Red Heat: Conspiracy, Murder, and the Cold War in the Caribbean

Front Cover
Henry Holt and Company, Mar 29, 2011 - History - 465 pages

The Caribbean crises of the Cold War are revealed as never before in this riveting story of clashing ideologies, the rise of the politics of fear, the machinations of superpowers, and the brazen daring of the mavericks who took them on

During the presidencies of Eisenhower, Kennedy, and Johnson, the Caribbean was in crisis. The men responsible included, from Cuba, the charismatic Fidel Castro, and his mysterious brother Raúl; from Argentina, the ideologue Che Guevara; from the Dominican Republic, the capricious psychopath Rafael Trujillo; and from Haiti, François "Papa Doc" Duvalier, a buttoned-down doctor with interests in Vodou, embezzlement and torture.

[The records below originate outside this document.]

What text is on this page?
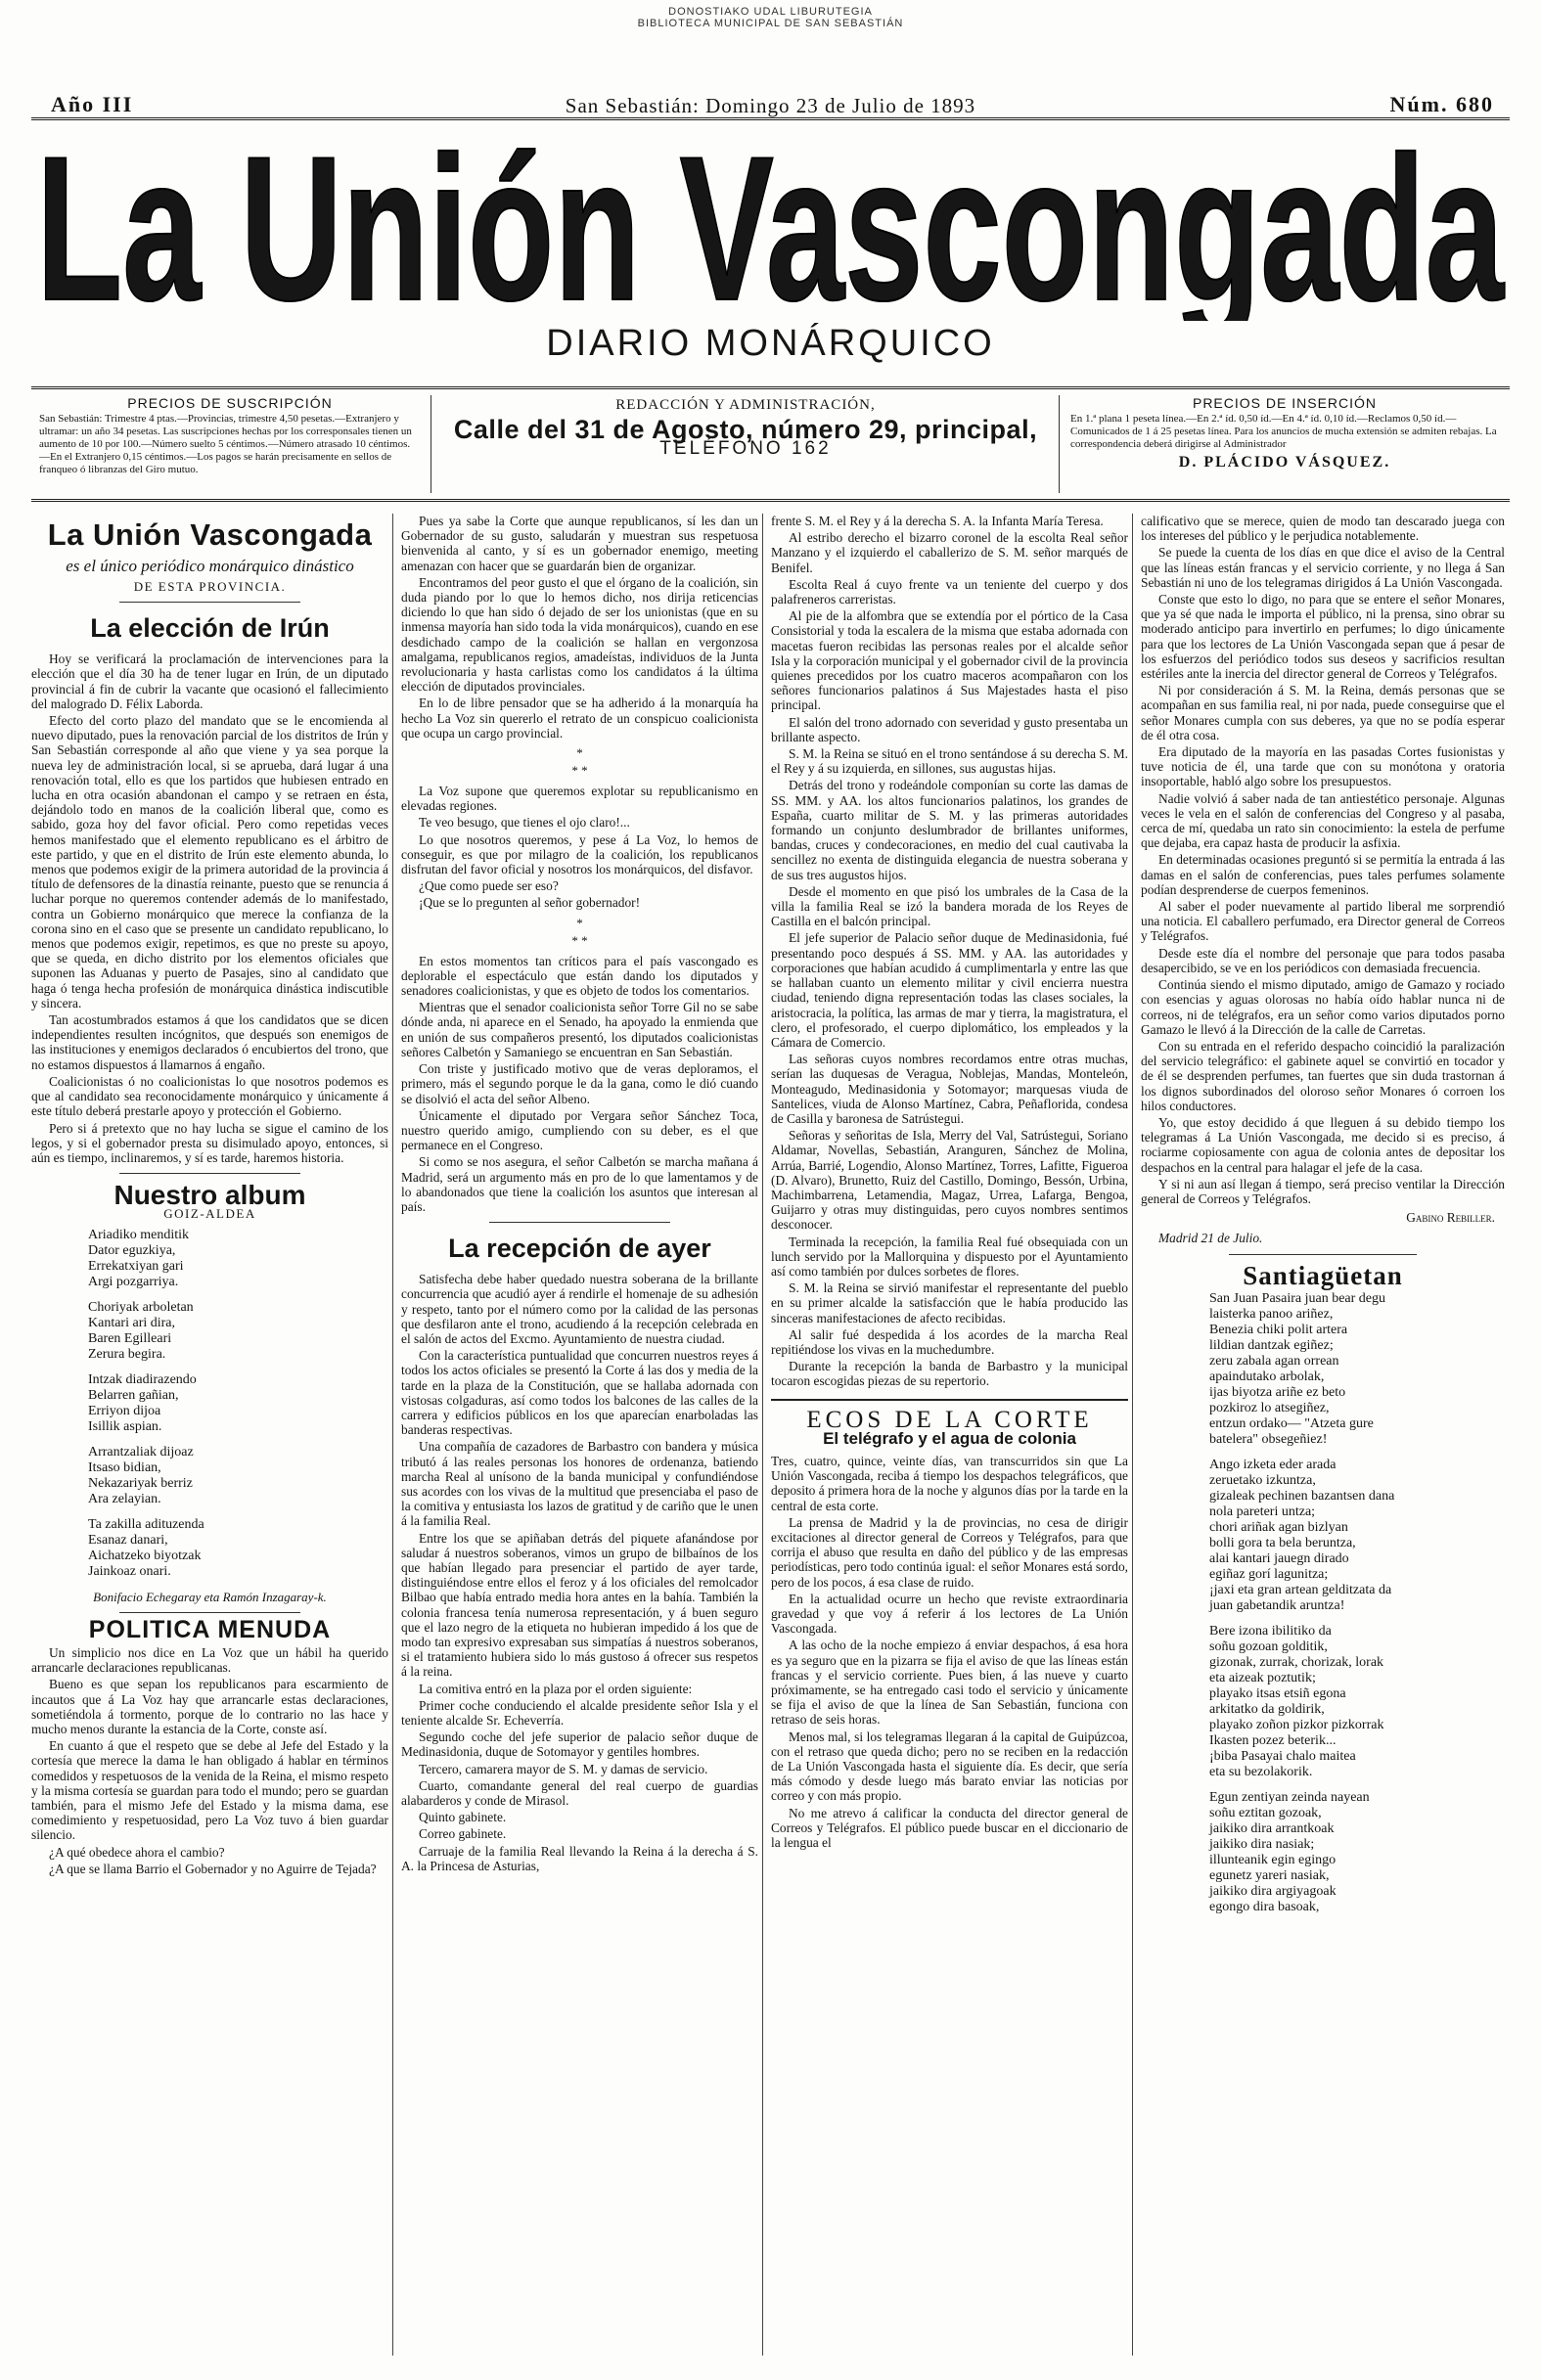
DONOSTIAKO UDAL LIBURUTEGIA
BIBLIOTECA MUNICIPAL DE SAN SEBASTIÁN
Año III	San Sebastián: Domingo 23 de Julio de 1893	Núm. 680
La Unión Vascongada
DIARIO MONÁRQUICO
PRECIOS DE SUSCRIPCIÓN
San Sebastián: Trimestre 4 ptas.—Provincias, trimestre 4,50 pesetas.—Extranjero y ultramar: un año 34 pesetas. Las suscripciones hechas por los corresponsales tienen un aumento de 10 por 100.—Número suelto 5 céntimos.—Número atrasado 10 céntimos.—En el Extranjero 0,15 céntimos.—Los pagos se harán precisamente en sellos de franqueo ó libranzas del Giro mutuo.
REDACCIÓN Y ADMINISTRACIÓN,
Calle del 31 de Agosto, número 29, principal,
TELÉFONO 162
PRECIOS DE INSERCIÓN
En 1.ª plana 1 peseta línea.—En 2.ª íd. 0,50 íd.—En 4.ª íd. 0,10 íd.—Reclamos 0,50 íd.—Comunicados de 1 á 25 pesetas línea. Para los anuncios de mucha extensión se admiten rebajas. La correspondencia deberá dirigirse al Administrador
D. PLÁCIDO VÁSQUEZ.
La Unión Vascongada
es el único periódico monárquico dinástico
DE ESTA PROVINCIA.
La elección de Irún

Hoy se verificará la proclamación de intervenciones para la elección que el día 30 ha de tener lugar en Irún, de un diputado provincial á fin de cubrir la vacante que ocasionó el fallecimiento del malogrado D. Félix Laborda.

Efecto del corto plazo del mandato que se le encomienda al nuevo diputado, pues la renovación parcial de los distritos de Irún y San Sebastián corresponde al año que viene y ya sea porque la nueva ley de administración local, si se aprueba, dará lugar á una renovación total, ello es que los partidos que hubiesen entrado en lucha en otra ocasión abandonan el campo y se retraen en ésta, dejándolo todo en manos de la coalición liberal que, como es sabido, goza hoy del favor oficial. Pero como repetidas veces hemos manifestado que el elemento republicano es el árbitro de este partido, y que en el distrito de Irún este elemento abunda, lo menos que podemos exigir de la primera autoridad de la provincia á título de defensores de la dinastía reinante, puesto que se renuncia á luchar porque no queremos contender además de lo manifestado, contra un Gobierno monárquico que merece la confianza de la corona sino en el caso que se presente un candidato republicano, lo menos que podemos exigir, repetimos, es que no preste su apoyo, que se queda, en dicho distrito por los elementos oficiales que suponen las Aduanas y puerto de Pasajes, sino al candidato que haga ó tenga hecha profesión de monárquica dinástica indiscutible y sincera.

Tan acostumbrados estamos á que los candidatos que se dicen independientes resulten incógnitos, que después son enemigos de las instituciones y enemigos declarados ó encubiertos del trono, que no estamos dispuestos á llamarnos á engaño.

Coalicionistas ó no coalicionistas lo que nosotros podemos es que al candidato sea reconocidamente monárquico y únicamente á este título deberá prestarle apoyo y protección el Gobierno.

Pero si á pretexto que no hay lucha se sigue el camino de los legos, y si el gobernador presta su disimulado apoyo, entonces, si aún es tiempo, inclinaremos, y sí es tarde, haremos historia.

Nuestro album
GOIZ-ALDEA
Ariadiko menditik
Dator eguzkiya,
Errekatxiyan gari
Argi pozgarriya.
Choriyak arboletan
Kantari ari dira,
Baren Egilleari
Zerura begira.
Intzak diadirazendo
Belarren gañian,
Erriyon dijoa
Isillik aspian.
Arrantzaliak dijoaz
Itsaso bidian,
Nekazariyak berriz
Ara zelayian.
Ta zakilla adituzenda
Esanaz danari,
Aichatzeko biyotzak
Jainkoaz onari.
Bonifacio Echegaray eta Ramón Inzagaray-k.
POLITICA MENUDA

Un simplicio nos dice en La Voz que un hábil ha querido arrancarle declaraciones republicanas.

Bueno es que sepan los republicanos para escarmiento de incautos que á La Voz hay que arrancarle estas declaraciones, sometiéndola á tormento, porque de lo contrario no las hace y mucho menos durante la estancia de la Corte, conste así.

En cuanto á que el respeto que se debe al Jefe del Estado y la cortesía que merece la dama le han obligado á hablar en términos comedidos y respetuosos de la venida de la Reina, el mismo respeto y la misma cortesía se guardan para todo el mundo; pero se guardan también, para el mismo Jefe del Estado y la misma dama, ese comedimiento y respetuosidad, pero La Voz tuvo á bien guardar silencio.

¿A qué obedece ahora el cambio?

¿A que se llama Barrio el Gobernador y no Aguirre de Tejada?

Pues ya sabe la Corte que aunque republicanos, sí les dan un Gobernador de su gusto, saludarán y muestran sus respetuosa bienvenida al canto, y sí es un gobernador enemigo, meeting amenazan con hacer que se guardarán bien de organizar.

Encontramos del peor gusto el que el órgano de la coalición, sin duda piando por lo que lo hemos dicho, nos dirija reticencias diciendo lo que han sido ó dejado de ser los unionistas (que en su inmensa mayoría han sido toda la vida monárquicos), cuando en ese desdichado campo de la coalición se hallan en vergonzosa amalgama, republicanos regios, amadeístas, individuos de la Junta revolucionaria y hasta carlistas como los candidatos á la última elección de diputados provinciales.

En lo de libre pensador que se ha adherido á la monarquía ha hecho La Voz sin quererlo el retrato de un conspicuo coalicionista que ocupa un cargo provincial.

*
* *

La Voz supone que queremos explotar su republicanismo en elevadas regiones.

Te veo besugo, que tienes el ojo claro!...

Lo que nosotros queremos, y pese á La Voz, lo hemos de conseguir, es que por milagro de la coalición, los republicanos disfrutan del favor oficial y nosotros los monárquicos, del disfavor.

¿Que como puede ser eso?

¡Que se lo pregunten al señor gobernador!

*
* *

En estos momentos tan críticos para el país vascongado es deplorable el espectáculo que están dando los diputados y senadores coalicionistas, y que es objeto de todos los comentarios.

Mientras que el senador coalicionista señor Torre Gil no se sabe dónde anda, ni aparece en el Senado, ha apoyado la enmienda que en unión de sus compañeros presentó, los diputados coalicionistas señores Calbetón y Samaniego se encuentran en San Sebastián.

Con triste y justificado motivo que de veras deploramos, el primero, más el segundo porque le da la gana, como le dió cuando se disolvió el acta del señor Albeno.

Únicamente el diputado por Vergara señor Sánchez Toca, nuestro querido amigo, cumpliendo con su deber, es el que permanece en el Congreso.

Si como se nos asegura, el señor Calbetón se marcha mañana á Madrid, será un argumento más en pro de lo que lamentamos y de lo abandonados que tiene la coalición los asuntos que interesan al país.

La recepción de ayer

Satisfecha debe haber quedado nuestra soberana de la brillante concurrencia que acudió ayer á rendirle el homenaje de su adhesión y respeto, tanto por el número como por la calidad de las personas que desfilaron ante el trono, acudiendo á la recepción celebrada en el salón de actos del Excmo. Ayuntamiento de nuestra ciudad.

Con la característica puntualidad que concurren nuestros reyes á todos los actos oficiales se presentó la Corte á las dos y media de la tarde en la plaza de la Constitución, que se hallaba adornada con vistosas colgaduras, así como todos los balcones de las calles de la carrera y edificios públicos en los que aparecían enarboladas las banderas respectivas.

Una compañía de cazadores de Barbastro con bandera y música tributó á las reales personas los honores de ordenanza, batiendo marcha Real al unísono de la banda municipal y confundiéndose sus acordes con los vivas de la multitud que presenciaba el paso de la comitiva y entusiasta los lazos de gratitud y de cariño que le unen á la familia Real.

Entre los que se apiñaban detrás del piquete afanándose por saludar á nuestros soberanos, vimos un grupo de bilbaínos de los que habían llegado para presenciar el partido de ayer tarde, distinguiéndose entre ellos el feroz y á los oficiales del remolcador Bilbao que había entrado media hora antes en la bahía. También la colonia francesa tenía numerosa representación, y á buen seguro que el lazo negro de la etiqueta no hubieran impedido á los que de modo tan expresivo expresaban sus simpatías á nuestros soberanos, si el tratamiento hubiera sido lo más gustoso á ofrecer sus respetos á la reina.

La comitiva entró en la plaza por el orden siguiente:

Primer coche conduciendo el alcalde presidente señor Isla y el teniente alcalde Sr. Echeverría.

Segundo coche del jefe superior de palacio señor duque de Medinasidonia, duque de Sotomayor y gentiles hombres.

Tercero, camarera mayor de S. M. y damas de servicio.

Cuarto, comandante general del real cuerpo de guardias alabarderos y conde de Mirasol.

Quinto gabinete.

Correo gabinete.

Carruaje de la familia Real llevando la Reina á la derecha á S. A. la Princesa de Asturias,

frente S. M. el Rey y á la derecha S. A. la Infanta María Teresa.

Al estribo derecho el bizarro coronel de la escolta Real señor Manzano y el izquierdo el caballerizo de S. M. señor marqués de Benifel.

Escolta Real á cuyo frente va un teniente del cuerpo y dos palafreneros carreristas.

Al pie de la alfombra que se extendía por el pórtico de la Casa Consistorial y toda la escalera de la misma que estaba adornada con macetas fueron recibidas las personas reales por el alcalde señor Isla y la corporación municipal y el gobernador civil de la provincia quienes precedidos por los cuatro maceros acompañaron con los señores funcionarios palatinos á Sus Majestades hasta el piso principal.

El salón del trono adornado con severidad y gusto presentaba un brillante aspecto.

S. M. la Reina se situó en el trono sentándose á su derecha S. M. el Rey y á su izquierda, en sillones, sus augustas hijas.

Detrás del trono y rodeándole componían su corte las damas de SS. MM. y AA. los altos funcionarios palatinos, los grandes de España, cuarto militar de S. M. y las primeras autoridades formando un conjunto deslumbrador de brillantes uniformes, bandas, cruces y condecoraciones, en medio del cual cautivaba la sencillez no exenta de distinguida elegancia de nuestra soberana y de sus tres augustos hijos.

Desde el momento en que pisó los umbrales de la Casa de la villa la familia Real se izó la bandera morada de los Reyes de Castilla en el balcón principal.

El jefe superior de Palacio señor duque de Medinasidonia, fué presentando poco después á SS. MM. y AA. las autoridades y corporaciones que habían acudido á cumplimentarla y entre las que se hallaban cuanto un elemento militar y civil encierra nuestra ciudad, teniendo digna representación todas las clases sociales, la aristocracia, la política, las armas de mar y tierra, la magistratura, el clero, el profesorado, el cuerpo diplomático, los empleados y la Cámara de Comercio.

Las señoras cuyos nombres recordamos entre otras muchas, serían las duquesas de Veragua, Noblejas, Mandas, Monteleón, Monteagudo, Medinasidonia y Sotomayor; marquesas viuda de Santelices, viuda de Alonso Martínez, Cabra, Peñaflorida, condesa de Casilla y baronesa de Satrústegui.

Señoras y señoritas de Isla, Merry del Val, Satrústegui, Soriano Aldamar, Novellas, Sebastián, Aranguren, Sánchez de Molina, Arrúa, Barrié, Logendio, Alonso Martínez, Torres, Lafitte, Figueroa (D. Alvaro), Brunetto, Ruiz del Castillo, Domingo, Bessón, Urbina, Machimbarrena, Letamendia, Magaz, Urrea, Lafarga, Bengoa, Guijarro y otras muy distinguidas, pero cuyos nombres sentimos desconocer.

Terminada la recepción, la familia Real fué obsequiada con un lunch servido por la Mallorquina y dispuesto por el Ayuntamiento así como también por dulces sorbetes de flores.

S. M. la Reina se sirvió manifestar el representante del pueblo en su primer alcalde la satisfacción que le había producido las sinceras manifestaciones de afecto recibidas.

Al salir fué despedida á los acordes de la marcha Real repitiéndose los vivas en la muchedumbre.

Durante la recepción la banda de Barbastro y la municipal tocaron escogidas piezas de su repertorio.

ECOS DE LA CORTE
El telégrafo y el agua de colonia

Tres, cuatro, quince, veinte días, van transcurridos sin que La Unión Vascongada, reciba á tiempo los despachos telegráficos, que deposito á primera hora de la noche y algunos días por la tarde en la central de esta corte.

La prensa de Madrid y la de provincias, no cesa de dirigir excitaciones al director general de Correos y Telégrafos, para que corrija el abuso que resulta en daño del público y de las empresas periodísticas, pero todo continúa igual: el señor Monares está sordo, pero de los pocos, á esa clase de ruido.

En la actualidad ocurre un hecho que reviste extraordinaria gravedad y que voy á referir á los lectores de La Unión Vascongada.

A las ocho de la noche empiezo á enviar despachos, á esa hora es ya seguro que en la pizarra se fija el aviso de que las líneas están francas y el servicio corriente. Pues bien, á las nueve y cuarto próximamente, se ha entregado casi todo el servicio y únicamente se fija el aviso de que la línea de San Sebastián, funciona con retraso de seis horas.

Menos mal, si los telegramas llegaran á la capital de Guipúzcoa, con el retraso que queda dicho; pero no se reciben en la redacción de La Unión Vascongada hasta el siguiente día. Es decir, que sería más cómodo y desde luego más barato enviar las noticias por correo y con más propio.

No me atrevo á calificar la conducta del director general de Correos y Telégrafos. El público puede buscar en el diccionario de la lengua el

calificativo que se merece, quien de modo tan descarado juega con los intereses del público y le perjudica notablemente.

Se puede la cuenta de los días en que dice el aviso de la Central que las líneas están francas y el servicio corriente, y no llega á San Sebastián ni uno de los telegramas dirigidos á La Unión Vascongada.

Conste que esto lo digo, no para que se entere el señor Monares, que ya sé que nada le importa el público, ni la prensa, sino obrar su moderado anticipo para invertirlo en perfumes; lo digo únicamente para que los lectores de La Unión Vascongada sepan que á pesar de los esfuerzos del periódico todos sus deseos y sacrificios resultan estériles ante la inercia del director general de Correos y Telégrafos.

Ni por consideración á S. M. la Reina, demás personas que se acompañan en sus familia real, ni por nada, puede conseguirse que el señor Monares cumpla con sus deberes, ya que no se podía esperar de él otra cosa.

Era diputado de la mayoría en las pasadas Cortes fusionistas y tuve noticia de él, una tarde que con su monótona y oratoria insoportable, habló algo sobre los presupuestos.

Nadie volvió á saber nada de tan antiestético personaje. Algunas veces le vela en el salón de conferencias del Congreso y al pasaba, cerca de mí, quedaba un rato sin conocimiento: la estela de perfume que dejaba, era capaz hasta de producir la asfixia.

En determinadas ocasiones preguntó si se permitía la entrada á las damas en el salón de conferencias, pues tales perfumes solamente podían desprenderse de cuerpos femeninos.

Al saber el poder nuevamente al partido liberal me sorprendió una noticia. El caballero perfumado, era Director general de Correos y Telégrafos.

Desde este día el nombre del personaje que para todos pasaba desapercibido, se ve en los periódicos con demasiada frecuencia.

Continúa siendo el mismo diputado, amigo de Gamazo y rociado con esencias y aguas olorosas no había oído hablar nunca ni de correos, ni de telégrafos, era un señor como varios diputados porno Gamazo le llevó á la Dirección de la calle de Carretas.

Con su entrada en el referido despacho coincidió la paralización del servicio telegráfico: el gabinete aquel se convirtió en tocador y de él se desprenden perfumes, tan fuertes que sin duda trastornan á los dignos subordinados del oloroso señor Monares ó corroen los hilos conductores.

Yo, que estoy decidido á que lleguen á su debido tiempo los telegramas á La Unión Vascongada, me decido si es preciso, á rociarme copiosamente con agua de colonia antes de depositar los despachos en la central para halagar el jefe de la casa.

Y si ni aun así llegan á tiempo, será preciso ventilar la Dirección general de Correos y Telégrafos.

Gabino Rebiller.
Madrid 21 de Julio.
Santiagüetan
San Juan Pasaira juan bear degu
laisterka panoo ariñez,
Benezia chiki polit artera
lildian dantzak egiñez;
zeru zabala agan orrean
apaindutako arbolak,
ijas biyotza ariñe ez beto
pozkiroz lo atsegiñez,
entzun ordako— "Atzeta gure
batelera" obsegeñiez!
Ango izketa eder arada
zeruetako izkuntza,
gizaleak pechinen bazantsen dana
nola pareteri untza;
chori ariñak agan bizlyan
bolli gora ta bela beruntza,
alai kantari jauegn dirado
egiñaz gorí lagunitza;
¡jaxi eta gran artean gelditzata da
juan gabetandik aruntza!
Bere izona ibilitiko da
soñu gozoan golditik,
gizonak, zurrak, chorizak, lorak
eta aizeak poztutik;
playako itsas etsiñ egona
arkitatko da goldirik,
playako zoñon pizkor pizkorrak
Ikasten pozez beterik...
¡biba Pasayai chalo maitea
eta su bezolakorik.
Egun zentiyan zeinda nayean
soñu eztitan gozoak,
jaikiko dira arrantkoak
jaikiko dira nasiak;
illunteanik egin egingo
egunetz yareri nasiak,
jaikiko dira argiyagoak
egongo dira basoak,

Alex von Tunzelmann's brilliant narrative follows these five rivals and accomplices from the beginning of the Cold War to its end, each with a separate vision for his tropical paradise, and each in search of power and adventure as the United States and the USSR acted out the world's tensions in their island nations. The superpowers thought they could use Cuba, Haiti, and the Dominican Republic as puppets, but what neither bargained on was that their puppets would come to life. Red Heat is an intimate account of the strong-willed men who, armed with little but words and ruthlessness, took on the most powerful nations on earth.

About the author (2011)

Alex von Tunzelmann is the author of Red Heat: Conspiracy, Murder, and the Cold War in the Caribbean and Indian Summer: The Secret History of the End of an Empire. She was educated at Oxford and lives in London.